Another strategy is rigging the risk pool. Advantage companies are notorious for pushing doctors to “upcode” as many diagnoses onto their patients as possible, thus increasing their risk score and payment, without having to pay for more treatment. That tactic alone cost the government $9 billion in 2019.
All this (plus a bunch of other complicated scams) means that Advantage enrollees receive something like 10 to 25 percent less in health care spending, but the program costs the government about 3 percent more per person than traditional Medicare. This absurd situation is actually getting worse. One recent study found that Advantage plans cost the government $106 billion in overspending from 2010 to 2019, and nearly a third of that came in just the last two years. The price tag is predicted to balloon to $600 billion over the next nine years.
One would think that the Biden administration would be looking to reverse course, but it isn’t. On the contrary, as Caress notes, it has so far proceeded with a Trump-era plan to privatize the remaining shreds of Medicare by letting private companies serve as payment middlemen through something the Trump team called “direct contracting.”
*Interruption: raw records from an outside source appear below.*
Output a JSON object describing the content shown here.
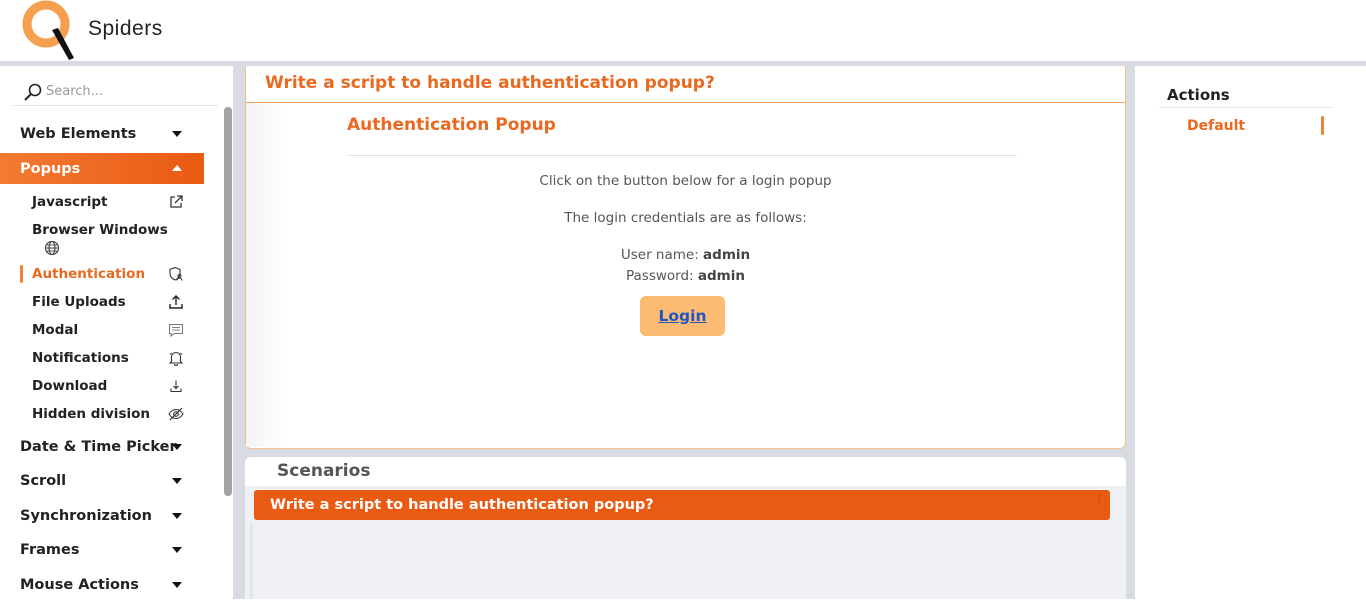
{
  "brand": {
    "logo_text": "Spiders",
    "colors": {
      "accent": "#e8691f",
      "accent_dark": "#e95a12",
      "button": "#fcbb72",
      "link": "#2454c4",
      "separator": "#d9dbe2"
    }
  },
  "search": {
    "placeholder": "Search...",
    "icon": "search-icon"
  },
  "sidebar": {
    "menus": [
      {
        "label": "Web Elements",
        "icon": "chevron-down-icon"
      },
      {
        "label": "Popups",
        "icon": "chevron-up-icon",
        "active": true
      },
      {
        "label": "Date & Time Picker",
        "icon": "chevron-down-icon"
      },
      {
        "label": "Scroll",
        "icon": "chevron-down-icon"
      },
      {
        "label": "Synchronization",
        "icon": "chevron-down-icon"
      },
      {
        "label": "Frames",
        "icon": "chevron-down-icon"
      },
      {
        "label": "Mouse Actions",
        "icon": "chevron-down-icon"
      }
    ],
    "popups_items": [
      {
        "label": "Javascript",
        "icon": "external-link-icon"
      },
      {
        "label": "Browser Windows",
        "icon": "globe-icon"
      },
      {
        "label": "Authentication",
        "icon": "shield-user-icon",
        "active": true
      },
      {
        "label": "File Uploads",
        "icon": "upload-icon"
      },
      {
        "label": "Modal",
        "icon": "message-icon"
      },
      {
        "label": "Notifications",
        "icon": "bell-icon"
      },
      {
        "label": "Download",
        "icon": "download-icon"
      },
      {
        "label": "Hidden division",
        "icon": "eye-off-icon"
      }
    ]
  },
  "main": {
    "heading": "Write a script to handle authentication popup?",
    "section_title": "Authentication Popup",
    "instruction": "Click on the button below for a login popup",
    "credentials_intro": "The login credentials are as follows:",
    "username_label": "User name:",
    "username_value": "admin",
    "password_label": "Password:",
    "password_value": "admin",
    "login_button": "Login"
  },
  "scenarios": {
    "title": "Scenarios",
    "items": [
      {
        "label": "Write a script to handle authentication popup?"
      }
    ]
  },
  "actions": {
    "title": "Actions",
    "items": [
      {
        "label": "Default",
        "active": true
      }
    ]
  }
}
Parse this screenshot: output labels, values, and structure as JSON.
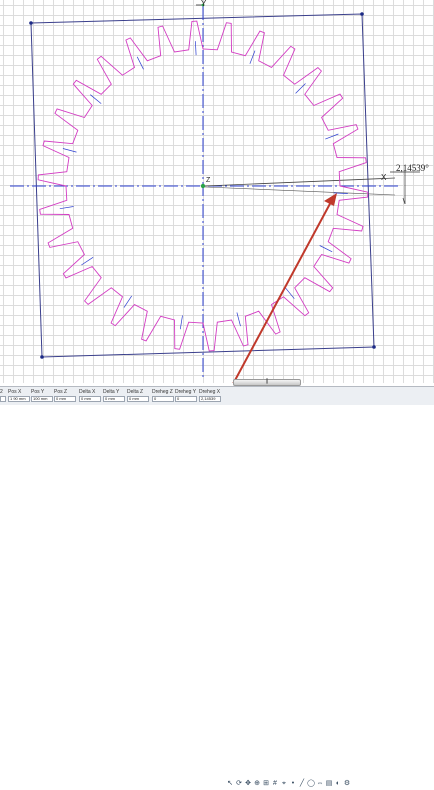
{
  "canvas": {
    "angle_readout": "2,14539°",
    "axis_labels": {
      "y": "Y",
      "x": "X",
      "z": "Z"
    },
    "colors": {
      "gear_outline": "#d33cc3",
      "frame_lines": "#3a3f8c",
      "axis_lines": "#2c3fd0",
      "vertex_points": "#1c2a86",
      "arrow": "#c0392b",
      "grid": "#dcdcdc"
    }
  },
  "scroll_tab": {
    "label": "⫼"
  },
  "statusbar": {
    "fields": [
      {
        "label": "2",
        "value": ""
      },
      {
        "label": "Pos X",
        "value": "1 90 mm"
      },
      {
        "label": "Pos Y",
        "value": "100 mm"
      },
      {
        "label": "Pos Z",
        "value": "0 mm"
      },
      {
        "label": "Delta X",
        "value": "0 mm"
      },
      {
        "label": "Delta Y",
        "value": "0 mm"
      },
      {
        "label": "Delta Z",
        "value": "0 mm"
      },
      {
        "label": "Dreheg Z",
        "value": "0"
      },
      {
        "label": "Dreheg Y",
        "value": "0"
      },
      {
        "label": "Dreheg X",
        "value": "2,14539"
      }
    ],
    "toolbar_icons": [
      "select-icon",
      "rotate-icon",
      "pan-icon",
      "zoom-icon",
      "ruler-icon",
      "grid-icon",
      "snap-icon",
      "point-icon",
      "line-icon",
      "circle-icon",
      "measure-icon",
      "layer-icon",
      "color-icon",
      "settings-icon"
    ]
  }
}
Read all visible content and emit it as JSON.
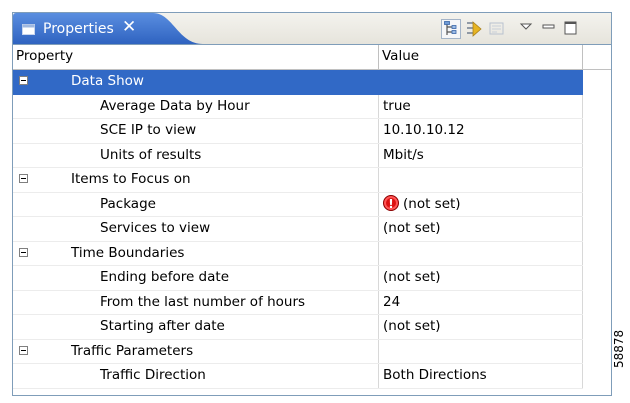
{
  "view": {
    "title": "Properties",
    "close_glyph": "✕",
    "toolbar": [
      {
        "name": "show-categories-icon",
        "pressed": true
      },
      {
        "name": "show-advanced-icon",
        "pressed": false
      },
      {
        "name": "restore-default-icon",
        "pressed": false
      },
      {
        "name": "view-menu-icon",
        "pressed": false
      },
      {
        "name": "minimize-icon",
        "pressed": false
      },
      {
        "name": "maximize-icon",
        "pressed": false
      }
    ]
  },
  "columns": {
    "property": "Property",
    "value": "Value"
  },
  "rows": [
    {
      "type": "category",
      "label": "Data Show",
      "value": "",
      "selected": true
    },
    {
      "type": "item",
      "label": "Average Data by Hour",
      "value": "true"
    },
    {
      "type": "item",
      "label": "SCE IP to view",
      "value": "10.10.10.12"
    },
    {
      "type": "item",
      "label": "Units of results",
      "value": "Mbit/s"
    },
    {
      "type": "category",
      "label": "Items to Focus on",
      "value": ""
    },
    {
      "type": "item",
      "label": "Package",
      "value": "(not set)",
      "error": true
    },
    {
      "type": "item",
      "label": "Services to view",
      "value": "(not set)"
    },
    {
      "type": "category",
      "label": "Time Boundaries",
      "value": ""
    },
    {
      "type": "item",
      "label": "Ending before date",
      "value": "(not set)"
    },
    {
      "type": "item",
      "label": "From the last number of hours",
      "value": "24"
    },
    {
      "type": "item",
      "label": "Starting after date",
      "value": "(not set)"
    },
    {
      "type": "category",
      "label": "Traffic Parameters",
      "value": ""
    },
    {
      "type": "item",
      "label": "Traffic Direction",
      "value": "Both Directions"
    }
  ],
  "figure_id": "58878",
  "colors": {
    "tab": "#3169c6",
    "selection": "#3169c6",
    "error": "#dd1111"
  }
}
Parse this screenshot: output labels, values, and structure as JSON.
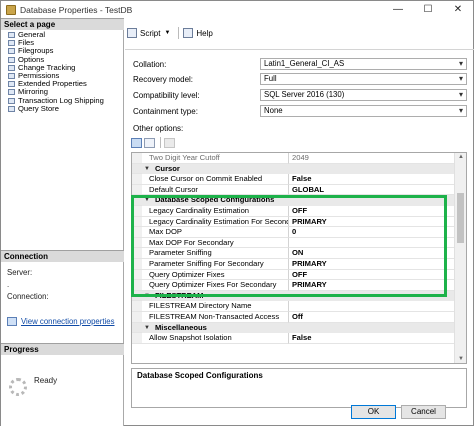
{
  "window": {
    "title": "Database Properties - TestDB",
    "minimize": "—",
    "maximize": "☐",
    "close": "✕"
  },
  "left": {
    "select_page_header": "Select a page",
    "pages": [
      "General",
      "Files",
      "Filegroups",
      "Options",
      "Change Tracking",
      "Permissions",
      "Extended Properties",
      "Mirroring",
      "Transaction Log Shipping",
      "Query Store"
    ],
    "connection_header": "Connection",
    "server_label": "Server:",
    "server_value": ".",
    "connection_label": "Connection:",
    "view_connection_link": "View connection properties",
    "progress_header": "Progress",
    "progress_status": "Ready"
  },
  "toolbar": {
    "script_label": "Script",
    "help_label": "Help"
  },
  "fields": {
    "collation": {
      "label": "Collation:",
      "value": "Latin1_General_CI_AS"
    },
    "recovery_model": {
      "label": "Recovery model:",
      "value": "Full"
    },
    "compatibility_level": {
      "label": "Compatibility level:",
      "value": "SQL Server 2016 (130)"
    },
    "containment_type": {
      "label": "Containment type:",
      "value": "None"
    }
  },
  "other_options_label": "Other options:",
  "grid": {
    "rows": [
      {
        "kind": "prop",
        "name": "Two Digit Year Cutoff",
        "value": "2049",
        "dim": true
      },
      {
        "kind": "cat",
        "name": "Cursor"
      },
      {
        "kind": "prop",
        "name": "Close Cursor on Commit Enabled",
        "value": "False"
      },
      {
        "kind": "prop",
        "name": "Default Cursor",
        "value": "GLOBAL"
      },
      {
        "kind": "cat",
        "name": "Database Scoped Configurations"
      },
      {
        "kind": "prop",
        "name": "Legacy Cardinality Estimation",
        "value": "OFF"
      },
      {
        "kind": "prop",
        "name": "Legacy Cardinality Estimation For Secondary",
        "value": "PRIMARY"
      },
      {
        "kind": "prop",
        "name": "Max DOP",
        "value": "0"
      },
      {
        "kind": "prop",
        "name": "Max DOP For Secondary",
        "value": ""
      },
      {
        "kind": "prop",
        "name": "Parameter Sniffing",
        "value": "ON"
      },
      {
        "kind": "prop",
        "name": "Parameter Sniffing For Secondary",
        "value": "PRIMARY"
      },
      {
        "kind": "prop",
        "name": "Query Optimizer Fixes",
        "value": "OFF"
      },
      {
        "kind": "prop",
        "name": "Query Optimizer Fixes For Secondary",
        "value": "PRIMARY"
      },
      {
        "kind": "cat",
        "name": "FILESTREAM"
      },
      {
        "kind": "prop",
        "name": "FILESTREAM Directory Name",
        "value": ""
      },
      {
        "kind": "prop",
        "name": "FILESTREAM Non-Transacted Access",
        "value": "Off"
      },
      {
        "kind": "cat",
        "name": "Miscellaneous"
      },
      {
        "kind": "prop",
        "name": "Allow Snapshot Isolation",
        "value": "False"
      }
    ]
  },
  "description": {
    "title": "Database Scoped Configurations"
  },
  "buttons": {
    "ok": "OK",
    "cancel": "Cancel"
  },
  "colors": {
    "highlight": "#1db24a",
    "link": "#0f4aa6",
    "ok_border": "#0078d7"
  }
}
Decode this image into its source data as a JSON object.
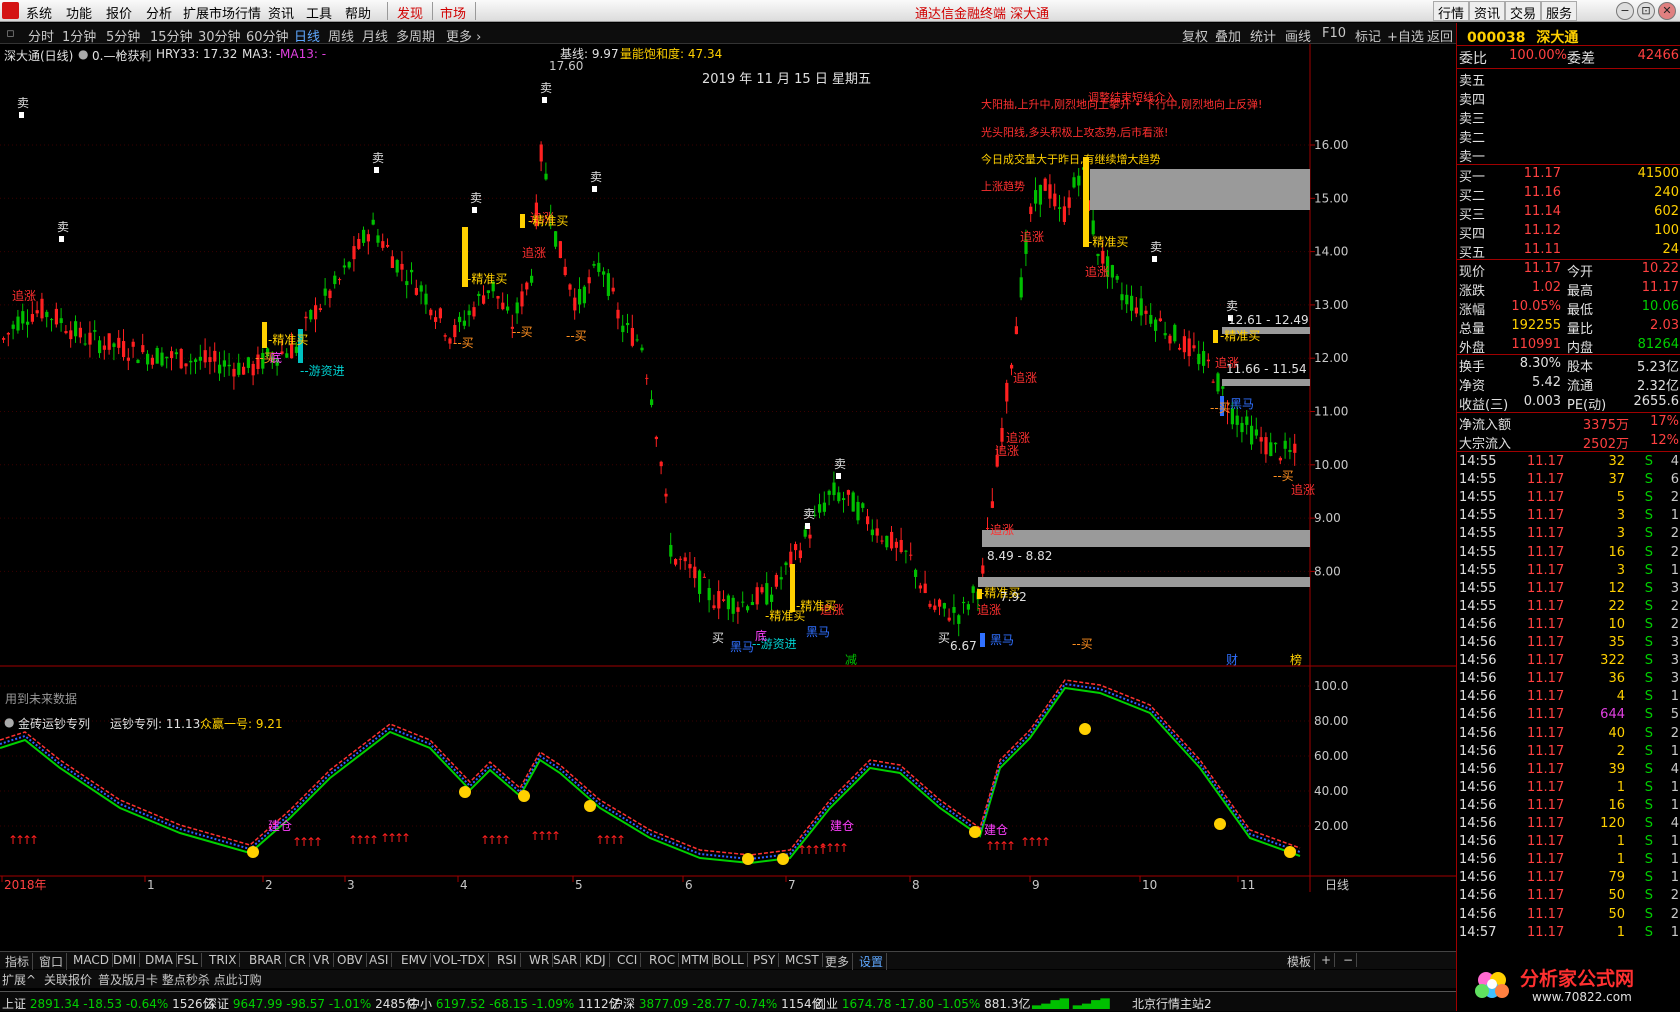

After an outcry from progressives, the administration altered the privatization plan, mainly changing the name (it’s now called ACO REACH), with the supposed goal of achieving “equitable outcomes.” But as Diane Archer explains at Social Security Works, at bottom it’s still the same idea, with a lot of obvious loopholes for quick profits by denying care, pushing more people into Advantage plans, gaming risk scores, and so on. Unless Biden changes his mind, America is going to let a bunch more foxes into the Medicare henhouse, including private equity firms, and half-heartedly try to limit the damage to the taxpayer with a bunch of ultra-complicated regulations of the type that are failing right before our eyes.
Medicare was a decent initial sketch of a health care system when it was set up back in the 1960s, but it had many bad design elements and left much out. Instead of fixing the problems directly, policymakers have attempted to either coax private companies to do it for them over and over, or simply give out corrupt handouts to their business cronies. The result has been worse coverage and skyrocketing spending that inflated up a huge industry of ruthless corporate parasites. Now those same companies have dragon hoards of government cash to spend on advertising to trick trusting retirees and lobby Congress.
In a sense, the free-marketeers of the 1990s were right to be skeptical of the government’s regulatory capacity. As we have seen, it has been consistently defeated by health care interests in its attempts to prevent profiteering. But that is all the more reason not to burden it with the most complicated health care regulations in the world. Big and simple is what the American state does best. An upgraded, streamlined Medicare that kicked out all the private companies, covered every type of medicine, and enrolled all Americans from birth would fit the bill nicely.
Editor's note: This article has been updated to clarify the inspector general report.